All DNA is composed of a series of nucleotides abbreviated as A, C, G, and T, for example: "ACGAATTCCG". When studying DNA, it is sometimes useful to identify repeated sequences within the DNA.

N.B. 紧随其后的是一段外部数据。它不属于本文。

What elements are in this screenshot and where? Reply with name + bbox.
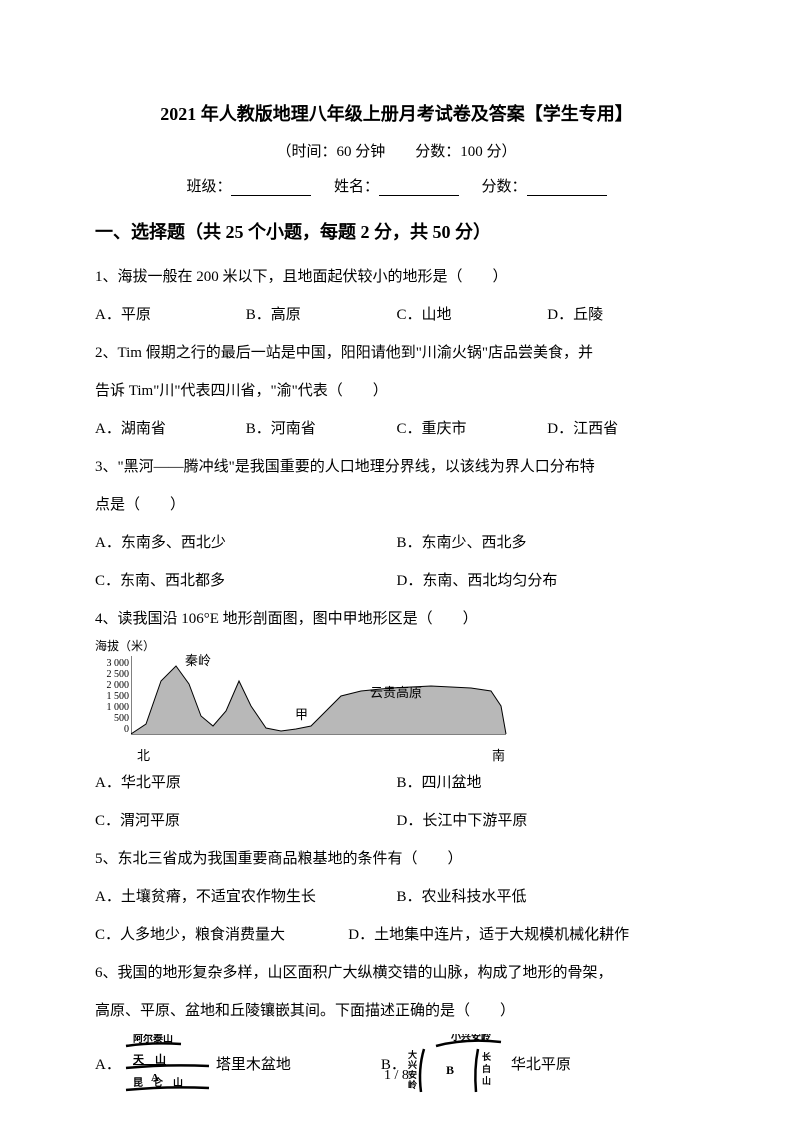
q1-options: A．平原 B．高原 C．山地 D．丘陵	[95, 300, 698, 330]
q2-opt-b[interactable]: B．河南省	[246, 414, 397, 444]
diag-b-right-1: 长	[482, 1051, 492, 1062]
q6-diagrams: A． 阿尔泰山 天 山 A 昆 仑 山 塔里木盆地 B． 小兴安岭 大 兴 安	[95, 1034, 698, 1096]
q3-opt-c[interactable]: C．东南、西北都多	[95, 566, 397, 596]
q3-opt-a[interactable]: A．东南多、西北少	[95, 528, 397, 558]
exam-subtitle: （时间：60 分钟 分数：100 分）	[95, 140, 698, 161]
q3-text-1: 3、"黑河——腾冲线"是我国重要的人口地理分界线，以该线为界人口分布特	[95, 452, 698, 482]
q6-opt-a[interactable]: A． 阿尔泰山 天 山 A 昆 仑 山 塔里木盆地	[95, 1034, 291, 1096]
q2-opt-c[interactable]: C．重庆市	[397, 414, 548, 444]
q5-text: 5、东北三省成为我国重要商品粮基地的条件有（ ）	[95, 844, 698, 874]
score-blank[interactable]	[527, 195, 607, 196]
q3-opt-b[interactable]: B．东南少、西北多	[397, 528, 699, 558]
q1-opt-a[interactable]: A．平原	[95, 300, 246, 330]
q3-options-1: A．东南多、西北少 B．东南少、西北多	[95, 528, 698, 558]
page-number: 1 / 8	[0, 1068, 793, 1084]
q5-opt-c[interactable]: C．人多地少，粮食消费量大	[95, 920, 348, 950]
q5-opt-d[interactable]: D．土地集中连片，适于大规模机械化耕作	[348, 920, 698, 950]
diag-a-top: 阿尔泰山	[133, 1034, 173, 1045]
q5-opt-b[interactable]: B．农业科技水平低	[397, 882, 699, 912]
q2-opt-d[interactable]: D．江西省	[547, 414, 698, 444]
q6-opt-b[interactable]: B． 小兴安岭 大 兴 安 岭 B 长 白 山 华北平原	[381, 1034, 571, 1096]
terrain-profile-chart: 海拔（米） 3 000 2 500 2 000 1 500 1 000 500 …	[95, 642, 525, 762]
q4-opt-d[interactable]: D．长江中下游平原	[397, 806, 699, 836]
ytick-2: 2 000	[95, 680, 129, 691]
q4-options-2: C．渭河平原 D．长江中下游平原	[95, 806, 698, 836]
q4-opt-c[interactable]: C．渭河平原	[95, 806, 397, 836]
ytick-3: 1 500	[95, 691, 129, 702]
name-blank[interactable]	[379, 195, 459, 196]
diagram-a-svg: 阿尔泰山 天 山 A 昆 仑 山	[121, 1034, 216, 1096]
profile-svg	[131, 656, 511, 748]
ytick-0: 3 000	[95, 658, 129, 669]
q2-text-1: 2、Tim 假期之行的最后一站是中国，阳阳请他到"川渝火锅"店品尝美食，并	[95, 338, 698, 368]
ytick-4: 1 000	[95, 702, 129, 713]
q5-options-1: A．土壤贫瘠，不适宜农作物生长 B．农业科技水平低	[95, 882, 698, 912]
ytick-1: 2 500	[95, 669, 129, 680]
q2-opt-a[interactable]: A．湖南省	[95, 414, 246, 444]
q6-text-1: 6、我国的地形复杂多样，山区面积广大纵横交错的山脉，构成了地形的骨架，	[95, 958, 698, 988]
q1-opt-b[interactable]: B．高原	[246, 300, 397, 330]
chart-jia-label: 甲	[295, 708, 308, 721]
diagram-b-svg: 小兴安岭 大 兴 安 岭 B 长 白 山	[406, 1034, 511, 1096]
class-label: 班级：	[186, 179, 231, 195]
diag-a-mid: 天 山	[133, 1052, 166, 1066]
q4-opt-b[interactable]: B．四川盆地	[397, 768, 699, 798]
q3-opt-d[interactable]: D．东南、西北均匀分布	[397, 566, 699, 596]
chart-yungui-label: 云贵高原	[370, 686, 422, 699]
ytick-6: 0	[95, 724, 129, 735]
q4-opt-a[interactable]: A．华北平原	[95, 768, 397, 798]
class-blank[interactable]	[231, 195, 311, 196]
q5-options-2: C．人多地少，粮食消费量大 D．土地集中连片，适于大规模机械化耕作	[95, 920, 698, 950]
q4-text: 4、读我国沿 106°E 地形剖面图，图中甲地形区是（ ）	[95, 604, 698, 634]
ytick-5: 500	[95, 713, 129, 724]
q1-text: 1、海拔一般在 200 米以下，且地面起伏较小的地形是（ ）	[95, 262, 698, 292]
q3-options-2: C．东南、西北都多 D．东南、西北均匀分布	[95, 566, 698, 596]
name-label: 姓名：	[334, 179, 379, 195]
diag-b-top: 小兴安岭	[450, 1034, 491, 1043]
chart-qinling-label: 秦岭	[185, 654, 211, 667]
profile-path	[131, 666, 506, 734]
q4-options-1: A．华北平原 B．四川盆地	[95, 768, 698, 798]
q3-text-2: 点是（ ）	[95, 490, 698, 520]
q2-options: A．湖南省 B．河南省 C．重庆市 D．江西省	[95, 414, 698, 444]
section-1-header: 一、选择题（共 25 个小题，每题 2 分，共 50 分）	[95, 214, 698, 250]
student-info-line: 班级： 姓名： 分数：	[95, 175, 698, 196]
score-label: 分数：	[482, 179, 527, 195]
q5-opt-a[interactable]: A．土壤贫瘠，不适宜农作物生长	[95, 882, 397, 912]
chart-x-left: 北	[137, 749, 150, 762]
q1-opt-c[interactable]: C．山地	[397, 300, 548, 330]
exam-title: 2021 年人教版地理八年级上册月考试卷及答案【学生专用】	[95, 100, 698, 126]
chart-y-label: 海拔（米）	[95, 640, 155, 652]
q1-opt-d[interactable]: D．丘陵	[547, 300, 698, 330]
chart-y-ticks: 3 000 2 500 2 000 1 500 1 000 500 0	[95, 658, 129, 735]
q6-text-2: 高原、平原、盆地和丘陵镶嵌其间。下面描述正确的是（ ）	[95, 996, 698, 1026]
chart-x-right: 南	[492, 749, 505, 762]
q2-text-2: 告诉 Tim"川"代表四川省，"渝"代表（ ）	[95, 376, 698, 406]
diag-b-left-1: 大	[408, 1049, 417, 1060]
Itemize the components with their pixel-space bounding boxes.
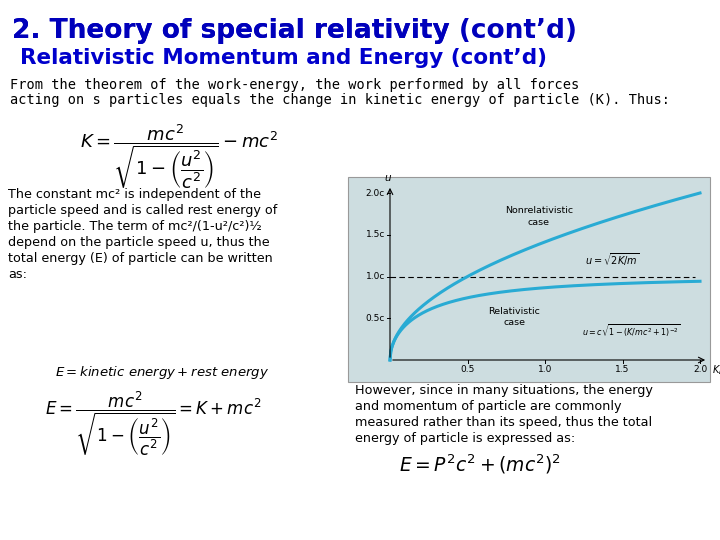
Text: However, since in many situations, the energy: However, since in many situations, the e…	[355, 384, 653, 397]
Text: 1.5: 1.5	[616, 365, 630, 374]
Text: particle speed and is called rest energy of: particle speed and is called rest energy…	[8, 204, 277, 217]
Text: 0.5c: 0.5c	[366, 314, 385, 323]
Text: $u = c\sqrt{1-(K/mc^2+1)^{-2}}$: $u = c\sqrt{1-(K/mc^2+1)^{-2}}$	[582, 323, 681, 340]
Text: total energy (E) of particle can be written: total energy (E) of particle can be writ…	[8, 252, 273, 265]
Text: From the theorem of the work-energy, the work performed by all forces: From the theorem of the work-energy, the…	[10, 78, 580, 92]
Text: $K = \dfrac{mc^2}{\sqrt{1 - \left(\dfrac{u^2}{c^2}\right)}} - mc^2$: $K = \dfrac{mc^2}{\sqrt{1 - \left(\dfrac…	[80, 122, 278, 191]
Text: The constant mc² is independent of the: The constant mc² is independent of the	[8, 188, 261, 201]
Text: 2.0c: 2.0c	[366, 188, 385, 198]
Text: and momentum of particle are commonly: and momentum of particle are commonly	[355, 400, 621, 413]
Text: as:: as:	[8, 268, 27, 281]
Text: $E = \mathit{kinetic\ energy} + \mathit{rest\ energy}$: $E = \mathit{kinetic\ energy} + \mathit{…	[55, 364, 269, 381]
Text: depend on the particle speed u, thus the: depend on the particle speed u, thus the	[8, 236, 269, 249]
Text: Nonrelativistic
case: Nonrelativistic case	[505, 206, 573, 227]
Text: Relativistic
case: Relativistic case	[488, 307, 540, 327]
Text: acting on s particles equals the change in kinetic energy of particle (K). Thus:: acting on s particles equals the change …	[10, 93, 670, 107]
Text: 2.0: 2.0	[693, 365, 707, 374]
Text: $E = P^2c^2 + \left(mc^2\right)^2$: $E = P^2c^2 + \left(mc^2\right)^2$	[399, 452, 561, 476]
Text: measured rather than its speed, thus the total: measured rather than its speed, thus the…	[355, 416, 652, 429]
Text: energy of particle is expressed as:: energy of particle is expressed as:	[355, 432, 575, 445]
Text: 1.0c: 1.0c	[366, 272, 385, 281]
Text: $u$: $u$	[384, 173, 392, 183]
Text: 2. Theory of special relativity: 2. Theory of special relativity	[12, 18, 450, 44]
Text: 2. Theory of special relativity (cont’d): 2. Theory of special relativity (cont’d)	[12, 18, 577, 44]
Text: 1.0: 1.0	[538, 365, 552, 374]
Text: 0.5: 0.5	[460, 365, 474, 374]
Text: $u = \sqrt{2K/m}$: $u = \sqrt{2K/m}$	[585, 252, 640, 268]
Text: $E = \dfrac{mc^2}{\sqrt{1 - \left(\dfrac{u^2}{c^2}\right)}} = K + mc^2$: $E = \dfrac{mc^2}{\sqrt{1 - \left(\dfrac…	[45, 390, 261, 459]
Text: $K/mc^2$: $K/mc^2$	[712, 362, 720, 377]
Text: the particle. The term of mc²/(1-u²/c²)½: the particle. The term of mc²/(1-u²/c²)½	[8, 220, 262, 233]
Text: 1.5c: 1.5c	[366, 230, 385, 239]
Text: Relativistic Momentum and Energy (cont’d): Relativistic Momentum and Energy (cont’d…	[20, 48, 547, 68]
Text: 2. Theory of special relativity (cont’d): 2. Theory of special relativity (cont’d)	[12, 18, 577, 44]
FancyBboxPatch shape	[348, 177, 710, 382]
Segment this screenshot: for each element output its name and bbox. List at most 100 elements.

Write a function to find all the 10-letter-long sequences (substrings) that occur more than once in a DNA molecule.
For example,
Given s = "AAAAACCCCCAAAAACCCCCCAAAAAGGGTTT", Return: ["AAAAACCCCC", "CCCCCAAAAA"].解法1:暴力法( Memory Limit Exceeded)从头到尾依次查询,借助map统计出现次数。大于1的就算
vector<string> findRepeatedDnaSequences(string s) {
map<string,int> key;
vector<string> res;
if(s.size()<=10) return res;
for(int i=0;i<=s.size()-10;i++)
{
string tmp=s.substr(i,10);
key[tmp]++;
if(key[tmp]==2) res.push_back(tmp);
}
return res;
}
解法2:存储太多字符串会导致memory过大,因为字符只有四种,这个好办了,把字符串表示成4进制的数字就OK了。(72ms)
int ACGT2INT(char c)
{
switch(c)
{
case 'A': return 0;
case 'C': return 1;
case 'G': return 2;
case 'T': return 3;
}
return -1;
}
int DNA2INT(string& m)
{
const int MAX=10;
int res=0;
for(int i=0;i<MAX;i++)
{
res=res*4+ACGT2INT(m[i]);
}
return res;
}
vector<string> findRepeatedDnaSequences(string s) {
const int N=1048576;
int key[N];
memset(key,0,sizeof(key));
vector<string> res;
if(s.size()<=10) return res;
for(int i=0;i<=s.size()-10;i++)
{
string tmp=s.substr(i,10);
key[DNA2INT(tmp)]++;
if(key[DNA2INT(tmp)]==2) res.push_back(tmp);
}
return res;
}
注意这里我用了一个数组来记录出现次数,
const int N=1048576;//因为四进制的10位数,最大值不会超过1024^2
int key[N];
memset(key,0,sizeof(key));
但是如果把这些换成unordered_map<int,int> key; 运行时间为150ms左右。(leetcode 30个例子测试时间)
如果换成map<int,int> key;测试时间为280ms。
所以可以看出数组和map还有unordered_map的效率问题。
能不用后两者的就用数组记录hash情况。